How
I Spent…
With
summer approaching, I recall a memorable vacation my family took in 1964. My father, a captain in the Philadelphia Fire
Department, decided it would be a good idea to visit Ft. Lauderdale, Florida. A
high school classmate of mine had moved there, which seemed to be the only
motivation he needed to suggest the most ambitious adventure we had ever undertaken.
I
was fifteen when my parents, my younger brother and my sixty-four-year-old
grandmother, Nanny Jones, and I piled into the only car we owned, a ’61
two-tone Chevy Biscayne, a cheaper model with a “three-on-the tree” manual
transmission. No air conditioning. Think about it: twenty-five hundred round
trip miles through the south in the hottest, muggiest month of the year.
The
outbound trip is a story in itself. Details include mechanical failure, wrong
turns on blue highways in Georgia, withering temperatures, and all five of us
sleeping in the same motel room at night.
Dad and Nanny competed to see who snored the loudest.
We
arrived in Ft. Lauderdale with no reservations, but found wonderful
accommodations right on the beach at the Sandy Shoes motel in Ft.

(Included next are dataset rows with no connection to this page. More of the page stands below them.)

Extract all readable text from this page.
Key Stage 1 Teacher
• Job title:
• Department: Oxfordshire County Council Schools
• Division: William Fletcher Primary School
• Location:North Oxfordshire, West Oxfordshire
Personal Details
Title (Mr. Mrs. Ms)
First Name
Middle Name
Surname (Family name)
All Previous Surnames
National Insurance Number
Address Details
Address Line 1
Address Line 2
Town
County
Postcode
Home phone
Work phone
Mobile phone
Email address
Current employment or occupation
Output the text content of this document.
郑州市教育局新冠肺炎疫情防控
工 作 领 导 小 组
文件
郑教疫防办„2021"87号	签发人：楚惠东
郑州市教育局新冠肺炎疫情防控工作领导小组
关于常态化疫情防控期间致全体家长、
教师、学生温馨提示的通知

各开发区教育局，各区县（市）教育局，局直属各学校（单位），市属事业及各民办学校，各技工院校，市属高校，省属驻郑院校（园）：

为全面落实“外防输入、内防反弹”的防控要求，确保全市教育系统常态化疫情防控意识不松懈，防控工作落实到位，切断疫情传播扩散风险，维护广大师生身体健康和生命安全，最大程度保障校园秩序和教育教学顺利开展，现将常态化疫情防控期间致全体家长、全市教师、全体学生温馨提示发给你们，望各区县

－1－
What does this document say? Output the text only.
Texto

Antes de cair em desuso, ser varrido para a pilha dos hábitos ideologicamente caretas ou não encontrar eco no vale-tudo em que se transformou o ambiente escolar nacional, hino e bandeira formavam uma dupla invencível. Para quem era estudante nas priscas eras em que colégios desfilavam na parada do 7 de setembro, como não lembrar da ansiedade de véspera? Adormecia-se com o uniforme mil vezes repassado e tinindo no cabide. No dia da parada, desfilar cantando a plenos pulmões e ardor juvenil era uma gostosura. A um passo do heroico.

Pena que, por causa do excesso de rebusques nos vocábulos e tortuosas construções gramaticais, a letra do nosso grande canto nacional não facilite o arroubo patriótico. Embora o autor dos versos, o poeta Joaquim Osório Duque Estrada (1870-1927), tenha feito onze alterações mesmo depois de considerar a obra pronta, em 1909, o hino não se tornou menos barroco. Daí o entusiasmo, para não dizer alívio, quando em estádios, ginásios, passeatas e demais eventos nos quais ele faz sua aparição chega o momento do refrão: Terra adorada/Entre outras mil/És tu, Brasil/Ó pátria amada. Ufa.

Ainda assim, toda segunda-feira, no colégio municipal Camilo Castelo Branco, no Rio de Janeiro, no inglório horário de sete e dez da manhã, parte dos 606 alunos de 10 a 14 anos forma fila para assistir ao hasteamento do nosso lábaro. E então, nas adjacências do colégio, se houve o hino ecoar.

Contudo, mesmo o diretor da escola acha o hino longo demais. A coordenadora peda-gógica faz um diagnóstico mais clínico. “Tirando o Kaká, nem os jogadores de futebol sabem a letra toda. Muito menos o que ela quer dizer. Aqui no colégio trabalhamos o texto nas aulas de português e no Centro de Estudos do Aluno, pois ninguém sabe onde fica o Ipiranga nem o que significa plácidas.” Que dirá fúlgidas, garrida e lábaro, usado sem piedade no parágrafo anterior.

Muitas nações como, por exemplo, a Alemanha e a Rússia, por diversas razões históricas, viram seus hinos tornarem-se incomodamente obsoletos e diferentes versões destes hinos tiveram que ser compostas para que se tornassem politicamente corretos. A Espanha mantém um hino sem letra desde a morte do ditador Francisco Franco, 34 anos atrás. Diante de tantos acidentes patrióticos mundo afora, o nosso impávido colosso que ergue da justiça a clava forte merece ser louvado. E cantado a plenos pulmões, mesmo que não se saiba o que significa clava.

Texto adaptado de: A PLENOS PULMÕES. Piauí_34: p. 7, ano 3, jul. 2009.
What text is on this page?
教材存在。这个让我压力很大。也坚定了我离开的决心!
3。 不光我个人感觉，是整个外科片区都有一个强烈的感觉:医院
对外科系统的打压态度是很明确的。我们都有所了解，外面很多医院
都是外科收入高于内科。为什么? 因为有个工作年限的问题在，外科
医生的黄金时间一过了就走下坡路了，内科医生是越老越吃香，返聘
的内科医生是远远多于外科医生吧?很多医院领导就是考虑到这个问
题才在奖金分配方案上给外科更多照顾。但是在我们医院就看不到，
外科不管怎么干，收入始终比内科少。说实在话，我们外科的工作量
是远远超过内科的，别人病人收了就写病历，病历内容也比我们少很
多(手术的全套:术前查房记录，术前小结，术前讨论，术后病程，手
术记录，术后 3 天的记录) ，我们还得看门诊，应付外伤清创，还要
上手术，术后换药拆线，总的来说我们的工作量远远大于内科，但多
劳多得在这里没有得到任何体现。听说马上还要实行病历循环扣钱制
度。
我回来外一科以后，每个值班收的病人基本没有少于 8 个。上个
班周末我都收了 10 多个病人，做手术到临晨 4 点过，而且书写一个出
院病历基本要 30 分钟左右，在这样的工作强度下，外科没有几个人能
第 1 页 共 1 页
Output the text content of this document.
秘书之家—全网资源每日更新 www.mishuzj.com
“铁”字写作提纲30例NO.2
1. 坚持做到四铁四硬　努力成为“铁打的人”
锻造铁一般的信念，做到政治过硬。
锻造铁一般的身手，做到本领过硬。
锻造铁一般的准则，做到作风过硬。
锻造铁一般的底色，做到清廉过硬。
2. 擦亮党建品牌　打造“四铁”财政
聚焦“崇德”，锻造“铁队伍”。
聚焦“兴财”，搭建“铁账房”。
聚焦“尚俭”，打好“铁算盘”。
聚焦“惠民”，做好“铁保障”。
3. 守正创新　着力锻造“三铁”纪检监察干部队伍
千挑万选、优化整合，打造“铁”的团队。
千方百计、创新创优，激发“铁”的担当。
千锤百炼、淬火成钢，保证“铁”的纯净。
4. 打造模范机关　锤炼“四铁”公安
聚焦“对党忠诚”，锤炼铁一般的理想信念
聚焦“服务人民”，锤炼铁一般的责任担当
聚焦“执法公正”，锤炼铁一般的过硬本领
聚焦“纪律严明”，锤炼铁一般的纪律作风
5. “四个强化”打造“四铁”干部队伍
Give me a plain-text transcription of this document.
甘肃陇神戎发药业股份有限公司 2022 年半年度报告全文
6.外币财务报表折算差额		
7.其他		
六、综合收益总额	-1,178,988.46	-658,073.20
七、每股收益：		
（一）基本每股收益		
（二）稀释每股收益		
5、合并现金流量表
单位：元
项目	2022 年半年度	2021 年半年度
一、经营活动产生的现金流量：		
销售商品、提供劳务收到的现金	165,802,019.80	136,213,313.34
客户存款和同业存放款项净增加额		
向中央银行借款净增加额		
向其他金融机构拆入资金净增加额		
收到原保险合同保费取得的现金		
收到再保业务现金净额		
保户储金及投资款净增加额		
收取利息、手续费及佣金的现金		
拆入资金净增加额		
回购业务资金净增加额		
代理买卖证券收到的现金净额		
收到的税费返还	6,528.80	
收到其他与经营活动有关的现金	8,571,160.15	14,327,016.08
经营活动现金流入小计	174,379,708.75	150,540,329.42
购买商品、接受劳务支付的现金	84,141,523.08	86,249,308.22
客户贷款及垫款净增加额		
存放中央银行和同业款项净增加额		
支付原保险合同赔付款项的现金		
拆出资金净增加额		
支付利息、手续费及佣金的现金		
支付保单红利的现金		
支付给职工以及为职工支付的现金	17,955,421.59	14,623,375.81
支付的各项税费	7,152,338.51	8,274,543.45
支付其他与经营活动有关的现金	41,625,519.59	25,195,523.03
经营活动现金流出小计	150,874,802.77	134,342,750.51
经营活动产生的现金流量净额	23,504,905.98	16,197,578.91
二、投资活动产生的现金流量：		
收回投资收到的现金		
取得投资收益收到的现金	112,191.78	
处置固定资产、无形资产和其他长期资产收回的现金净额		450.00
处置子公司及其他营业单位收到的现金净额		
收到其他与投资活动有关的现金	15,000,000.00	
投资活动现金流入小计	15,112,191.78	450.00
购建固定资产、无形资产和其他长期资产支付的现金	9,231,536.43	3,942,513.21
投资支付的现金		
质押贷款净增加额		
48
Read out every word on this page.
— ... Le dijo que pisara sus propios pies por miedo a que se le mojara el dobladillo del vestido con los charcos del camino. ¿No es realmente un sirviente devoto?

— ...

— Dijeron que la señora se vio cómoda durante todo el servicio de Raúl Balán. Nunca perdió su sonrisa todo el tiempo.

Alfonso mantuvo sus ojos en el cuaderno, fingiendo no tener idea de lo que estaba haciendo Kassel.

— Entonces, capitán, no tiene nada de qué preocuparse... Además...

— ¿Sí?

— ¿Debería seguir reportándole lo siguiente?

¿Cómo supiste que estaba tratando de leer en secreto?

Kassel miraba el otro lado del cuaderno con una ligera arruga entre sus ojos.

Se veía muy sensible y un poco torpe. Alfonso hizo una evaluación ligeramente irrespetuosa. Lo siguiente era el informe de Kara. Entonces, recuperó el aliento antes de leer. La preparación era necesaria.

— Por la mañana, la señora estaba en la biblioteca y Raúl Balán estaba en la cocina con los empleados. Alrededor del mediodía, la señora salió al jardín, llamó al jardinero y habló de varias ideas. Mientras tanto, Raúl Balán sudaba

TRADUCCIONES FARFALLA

Lauderdale-by-the-Sea. I visited my friend, and we enjoyed the warm water, but on
the third day a hurricane blew in. It
was spectacular to watch the storm develop, but not so hot when we had to
evacuate to a motel across the road, away from the ocean surge. Torrential rain followed howling winds. We
watched part of a roof blow down the street. The next morning there were fish
in the swimming pool and the beach was essentially gone. A day later we had to
pack up and head for home.
We
caught the storm in Georgia and struggled through wind and rain for two more
days. Right after we arrived, riots
broke out in the city, the rest of my father’s vacation was canceled and we
didn’t see him for a week. In late September our beloved Phillies blew a six
game lead over the last ten days of the season and missed going to the World
Series by a game or two. My grandfather,
Nanny Jones’s husband, died in November, around the time I was practicing to
get my driver’s license. He was sixty-three, the same age I am now.
Mom
and dad are gone, and my three sons are grown men. I wonder what vacations
stories they’ll tell their children?